« Dans l’Esprit, [Jésus] fut conduit à travers le désert où, pendant quarante jours, il fut tenté par le diable » (Luc 1, 1-2).
Il peut arriver que des chrétiens rêvent d’une vie de Foi paisible, tournée vers Dieu et le service des autres sans que survienne de contradictions. L’évangile qui ouvre le temps du carême vient nous rappeler que cela n’est qu’un rêve. Si Jésus lui-même est conduit dans l’Esprit pour être tenté par le diable, pouvons-nous imaginer qu’il en soit autrement pour nous. Assumer sa vie chrétienne, c’est assumer une vie inconfortable, de lutte contre les tentations. Or deux attitudes opposées risquent de nous en détourner, le scrupule et le cynisme.
Le scrupule de celui qui prend la moindre tentation pour une faute et qui multiplie les barrières pour se protéger, prenant le risque de s’isoler et de se rendre indifférent au sort des autres. Si Jésus est conduit au désert par l’Esprit, il nous montre que la vocation même de l’humanité est d’affronter les épreuves. L’inquiétude, qui conduit au scrupule, n’est jamais bonne conseillère. Il s’agit d’affronter paisiblement les épreuves, grandes ou plus petites, quand elles surviennent.
L’attitude opposée est le cynisme : ceux qui croient avoir tout vu et tout expérimenté et qui relativisent les tentations ou le fait d’y succomber. « D’autres l’ont déjà fait, ils ne s’en portent pas si mal, alors pourquoi nous compliquer la vie », pourraient-ils dire. Dans l’évangile Jésus mène un combat pour repousser un agresseur, le démon, qui veut nier son identité : « si tu es le Fils de Dieu… » (v. 3 et 9) et le pousser à la compromission par convoitise : « si tu te prosternes devant moi tu auras tout cela » (v. 7).
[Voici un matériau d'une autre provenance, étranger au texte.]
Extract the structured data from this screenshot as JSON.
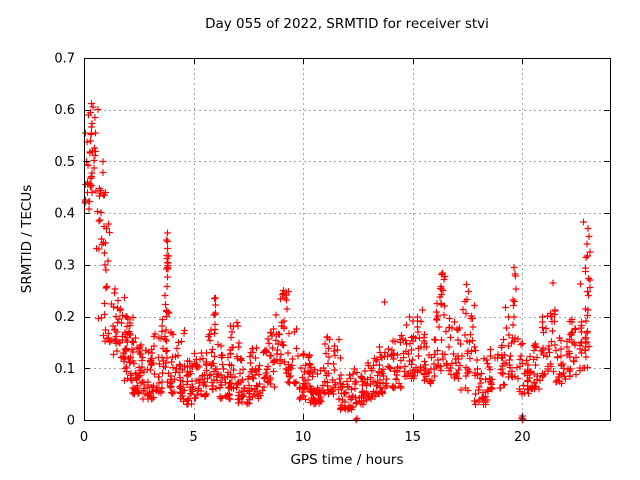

Nous l’avons expérimenté face à la pandémie depuis deux ans et nous l’expérimentons face à un conflit sur notre continent. Nous nous sentons impuissants et cela présente au moins un avantage, celui de détruire nos fausses certitudes et le sentiment de confort. Dans cet évangile, Jésus nous donne un exemple qui peut être notre chemin du carême : affronter paisiblement les épreuves quand elles surviennent sans peur et conscients de notre dignité d’enfants de Dieu.